Ecrit par Vincent Motard-Avargues 01.11.14 dans La Une Livres, Les Livres, Critiques, Poésie, Le Pédalo Ivre

C’est gentil d’être passé, 2013, 46 pages, 8 €

Ecrivain(s): Hélène Dassavray Edition: Le Pédalo Ivre

C’est gentil d’être passé, Hélène Dassavray

 

Certains poètes possèdent ce talent rare et donc surprenant, de savoir parler deux langues. La langue double du poème, avec ses codes, références, us et coutumes ; et la langue brute de décoffrage du quotidien, avec sa franchise, sa gouaille, sa sincérité, son immédiateté.

Quelle personne, après avoir été aimée, ne se promet-elle pas de ne plus jamais tomber dans le piège sadique des sentiments ? Quelle femme, amoureuse de son homme, ne regrette pas le sexe de celui-ci, autant que les attributs de l’amour ?

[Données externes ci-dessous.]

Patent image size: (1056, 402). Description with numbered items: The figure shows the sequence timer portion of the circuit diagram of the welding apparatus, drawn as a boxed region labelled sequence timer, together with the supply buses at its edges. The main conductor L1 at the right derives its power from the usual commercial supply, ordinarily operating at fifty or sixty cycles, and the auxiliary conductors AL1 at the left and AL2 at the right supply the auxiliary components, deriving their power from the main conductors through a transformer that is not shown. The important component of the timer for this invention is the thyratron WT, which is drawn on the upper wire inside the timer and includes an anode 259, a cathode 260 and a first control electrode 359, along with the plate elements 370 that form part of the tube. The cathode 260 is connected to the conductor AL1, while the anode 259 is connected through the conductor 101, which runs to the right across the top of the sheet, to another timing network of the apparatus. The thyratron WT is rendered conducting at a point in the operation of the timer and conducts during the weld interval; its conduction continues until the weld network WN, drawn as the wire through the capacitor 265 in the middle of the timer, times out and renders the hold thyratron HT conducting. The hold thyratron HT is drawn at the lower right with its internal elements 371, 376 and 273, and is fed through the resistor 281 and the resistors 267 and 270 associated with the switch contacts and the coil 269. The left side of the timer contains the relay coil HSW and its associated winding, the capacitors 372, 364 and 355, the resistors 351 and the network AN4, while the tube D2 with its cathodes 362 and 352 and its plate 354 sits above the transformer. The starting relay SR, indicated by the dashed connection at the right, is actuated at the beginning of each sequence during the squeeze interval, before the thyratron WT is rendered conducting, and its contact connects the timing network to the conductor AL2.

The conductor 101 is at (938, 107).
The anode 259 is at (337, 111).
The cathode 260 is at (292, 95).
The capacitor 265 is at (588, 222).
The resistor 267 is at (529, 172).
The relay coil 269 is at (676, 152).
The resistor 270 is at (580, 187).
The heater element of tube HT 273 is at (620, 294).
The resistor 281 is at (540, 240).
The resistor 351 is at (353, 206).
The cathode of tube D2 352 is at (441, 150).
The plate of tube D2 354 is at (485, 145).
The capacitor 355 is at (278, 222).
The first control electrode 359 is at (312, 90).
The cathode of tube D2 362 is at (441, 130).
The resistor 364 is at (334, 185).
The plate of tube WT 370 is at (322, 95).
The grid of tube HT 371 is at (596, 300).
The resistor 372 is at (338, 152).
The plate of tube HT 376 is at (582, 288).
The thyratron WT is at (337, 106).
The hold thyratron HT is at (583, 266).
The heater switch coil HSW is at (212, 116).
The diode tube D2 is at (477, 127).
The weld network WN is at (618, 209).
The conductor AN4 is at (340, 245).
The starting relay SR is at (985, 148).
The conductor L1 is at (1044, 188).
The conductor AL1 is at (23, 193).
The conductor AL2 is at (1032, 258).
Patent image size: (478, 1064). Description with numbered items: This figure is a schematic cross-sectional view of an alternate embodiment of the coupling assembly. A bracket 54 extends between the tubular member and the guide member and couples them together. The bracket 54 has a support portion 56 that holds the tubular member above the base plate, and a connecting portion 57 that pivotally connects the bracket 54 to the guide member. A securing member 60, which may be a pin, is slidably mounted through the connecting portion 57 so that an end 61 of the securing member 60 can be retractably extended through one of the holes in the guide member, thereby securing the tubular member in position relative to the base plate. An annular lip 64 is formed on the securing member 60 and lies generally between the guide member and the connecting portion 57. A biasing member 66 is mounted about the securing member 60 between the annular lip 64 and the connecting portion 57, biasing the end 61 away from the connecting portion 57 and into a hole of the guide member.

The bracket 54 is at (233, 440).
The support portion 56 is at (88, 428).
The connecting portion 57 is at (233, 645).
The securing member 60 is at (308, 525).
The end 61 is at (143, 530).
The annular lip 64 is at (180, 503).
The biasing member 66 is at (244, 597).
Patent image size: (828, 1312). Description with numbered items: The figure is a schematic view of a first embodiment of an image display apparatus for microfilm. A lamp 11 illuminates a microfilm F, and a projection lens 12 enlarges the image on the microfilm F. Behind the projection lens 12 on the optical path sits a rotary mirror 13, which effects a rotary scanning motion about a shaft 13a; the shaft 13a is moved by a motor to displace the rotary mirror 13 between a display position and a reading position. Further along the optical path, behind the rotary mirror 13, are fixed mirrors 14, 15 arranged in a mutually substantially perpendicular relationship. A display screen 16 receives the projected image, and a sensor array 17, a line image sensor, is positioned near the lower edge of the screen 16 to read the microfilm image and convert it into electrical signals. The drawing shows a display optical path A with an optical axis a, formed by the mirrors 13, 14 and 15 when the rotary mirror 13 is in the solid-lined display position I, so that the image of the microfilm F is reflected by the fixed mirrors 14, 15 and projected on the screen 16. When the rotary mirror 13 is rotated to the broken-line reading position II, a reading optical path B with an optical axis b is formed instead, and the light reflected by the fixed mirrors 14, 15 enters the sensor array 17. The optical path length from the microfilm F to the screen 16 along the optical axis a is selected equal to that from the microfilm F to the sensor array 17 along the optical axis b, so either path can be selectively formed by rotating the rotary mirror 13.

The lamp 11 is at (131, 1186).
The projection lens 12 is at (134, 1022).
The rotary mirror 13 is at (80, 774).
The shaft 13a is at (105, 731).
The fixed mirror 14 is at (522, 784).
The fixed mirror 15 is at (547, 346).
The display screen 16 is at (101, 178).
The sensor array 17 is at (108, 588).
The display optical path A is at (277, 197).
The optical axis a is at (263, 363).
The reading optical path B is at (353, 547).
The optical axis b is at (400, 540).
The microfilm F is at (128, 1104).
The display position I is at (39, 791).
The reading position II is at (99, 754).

Mais quelle personne parmi celles-ci a les mots pour le dire, de telle sorte que le poème devient un miroir pour les lecteurs – miroir sans tain, peut-être ? Et quelle femme sait parler de son désir, de son amour, toujours vif, sans jamais l’exhiber comme une vérité intime, mais l’exprimer à la manière d’un code commun à toutes et tous, à un moment ou un autre de l’existence ?

L’évidence du sentiment, du manque de sentiment, de la frustration du manque de sentiment, voilà le fond commun à tous ces poèmes courts, incisifs, percutants, sans détours ni tricherie, sans fioritures ni facilités. Une langue directe, mais une langue de poète, c’est-à-dire une langue qui continue à parler, longtemps, après lecture, qui suit le lecteur à travers ses heures, sa vie, ses amours.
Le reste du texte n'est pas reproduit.